Igualmente, repudiable son las acciones criminales de extremistas infiltrados, quienes alejados totalmente de las motivaciones de la protesta, pretenden linchar a agentes de la Policía en las calles, o como ocurrió en Bogotá en la noche del 04 de mayo, cuando pretendieron quemar vivos a 15 uniformados al incendiar el CAI donde se encontraban, acto que en el marco de un conflicto armado declarado, sería considerado como crimen de guerra.
Se podría pensar que las circunstancias deberían conllevar a una demostración de sensatez por parte del gobierno y de sus aliados y ofrecer salidas acordes a la magnitud del problema, pero por el contrario lo que se exhibe es la radicalización de sus posiciones desconociendo todo aquello que sea contrario a sus intereses.
Han llegado al extremo de considerar las reacciones de la comunidad internacional que denuncia el excesivo uso de la fuerza, como pronunciamientos motivados en su condición de “organizaciones de izquierda”, refiriéndose a la Organización de las Naciones Unidas –ONU-, la Organización de Estados Americanos –OEA-, la Corte interamericana de los Derechos Humanos, la Unión Europea y la iglesia católica. Al tiempo presionan por la declaratoria del estado de conmoción interior, para maniobrar políticamente sin oposición, el sostenimiento en el poder y la prevalencia de sus intereses, inclusive por la fuerza.
Flaco favor hacen por su parte a la legitimidad de la protesta, quienes sin intervenir en los actos violentos, los justifican como un “componente necesario” para sentirse escuchados.
Hago parte de ese sector de ciudadanos que incomodamos a quienes se ubican en los extremos. Defiendo y seguiré defendiendo el derecho a la protesta, a la libre expresión y a la participación ciudadana en la toma de decisiones, pero condeno el uso de la violencia cualquiera que sea su origen. No será desde la polarización que se logre salir de la encrucijada que afronta la nación.
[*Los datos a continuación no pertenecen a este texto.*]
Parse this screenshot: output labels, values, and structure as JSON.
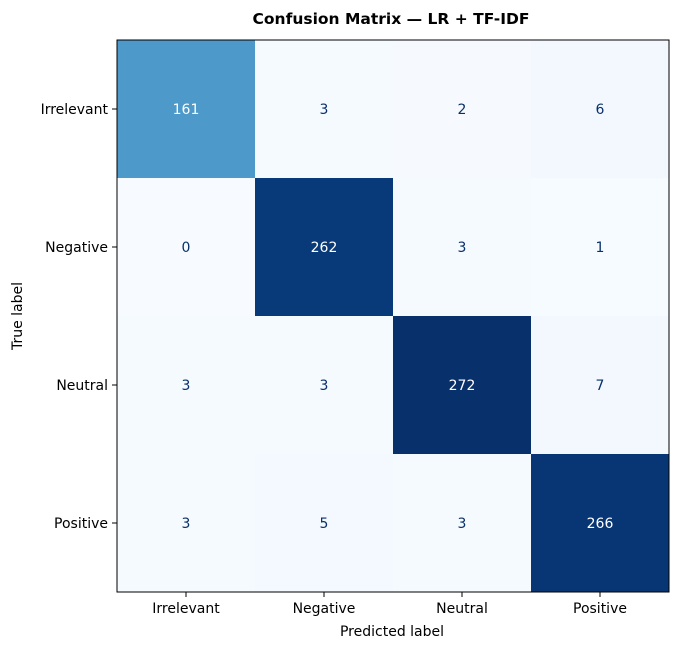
{
  "chart_data": {
    "type": "heatmap",
    "title": "Confusion Matrix — LR + TF-IDF",
    "xlabel": "Predicted label",
    "ylabel": "True label",
    "x_categories": [
      "Irrelevant",
      "Negative",
      "Neutral",
      "Positive"
    ],
    "y_categories": [
      "Irrelevant",
      "Negative",
      "Neutral",
      "Positive"
    ],
    "values": [
      [
        161,
        3,
        2,
        6
      ],
      [
        0,
        262,
        3,
        1
      ],
      [
        3,
        3,
        272,
        7
      ],
      [
        3,
        5,
        3,
        266
      ]
    ],
    "colormap": "Blues",
    "colorbar": false,
    "grid": false
  }
}
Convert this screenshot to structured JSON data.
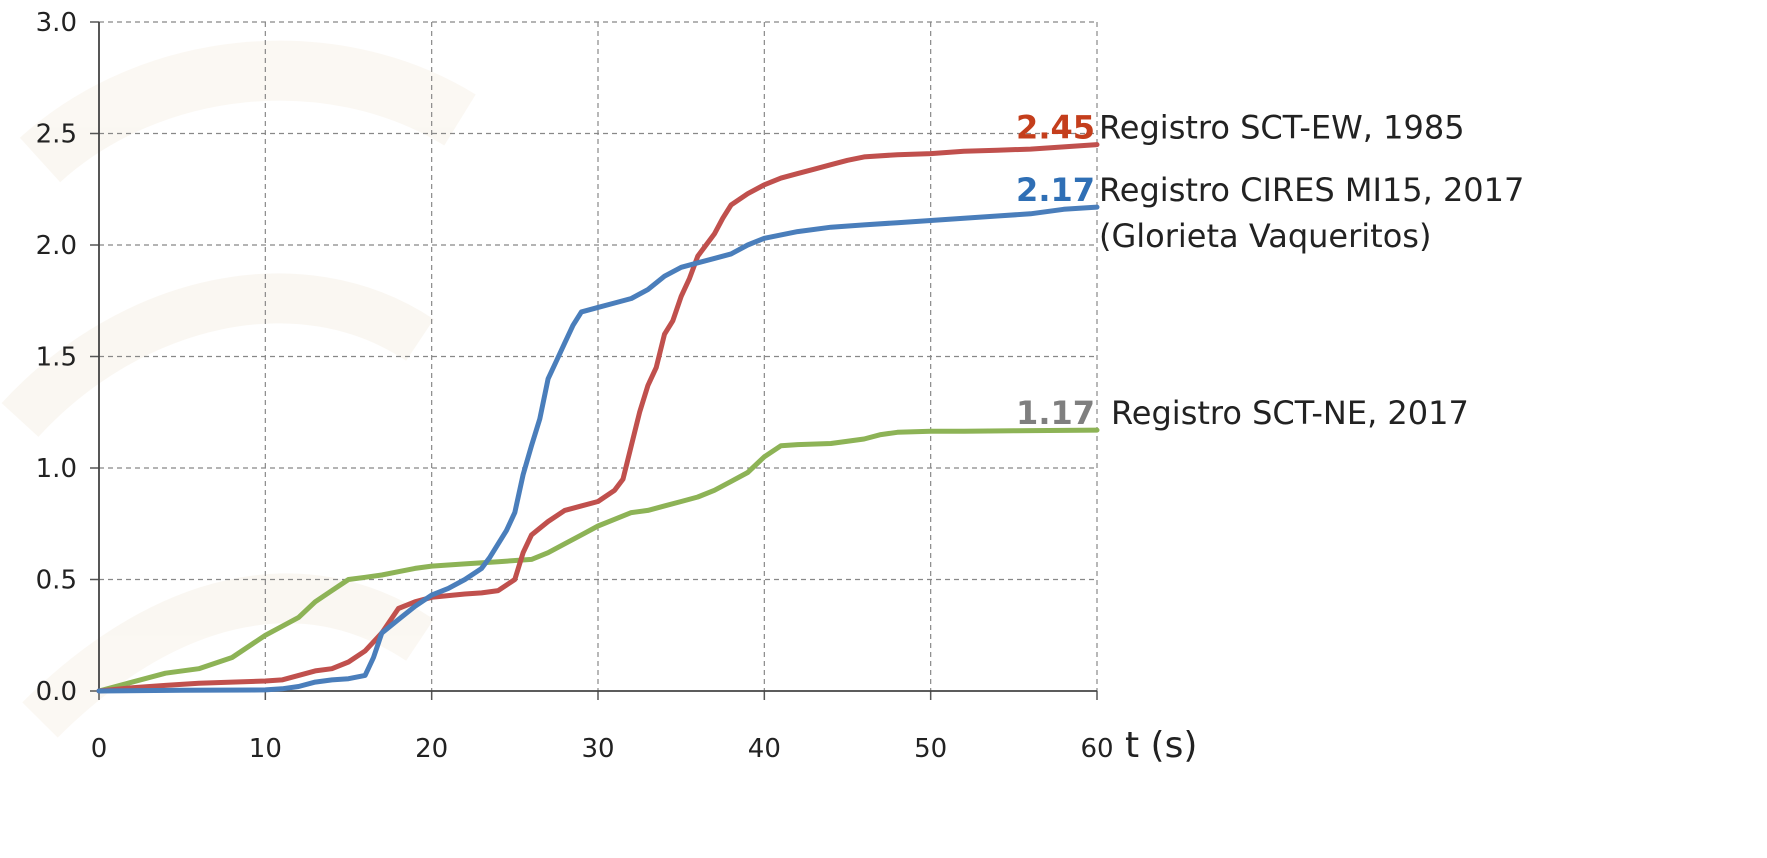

Urge a los líderes de los diferentes sectores en conflicto retomar el valor de la palabra por encima de las balas y las bombas; ceder un poco en las formas de hacerse sentir, para concertar soluciones en el único escenario posible, no en el que fue buscado y que hoy lamentamos, sino en una inmediata mesa de negociaciones. ¡NO MÁS VIOLENCIA!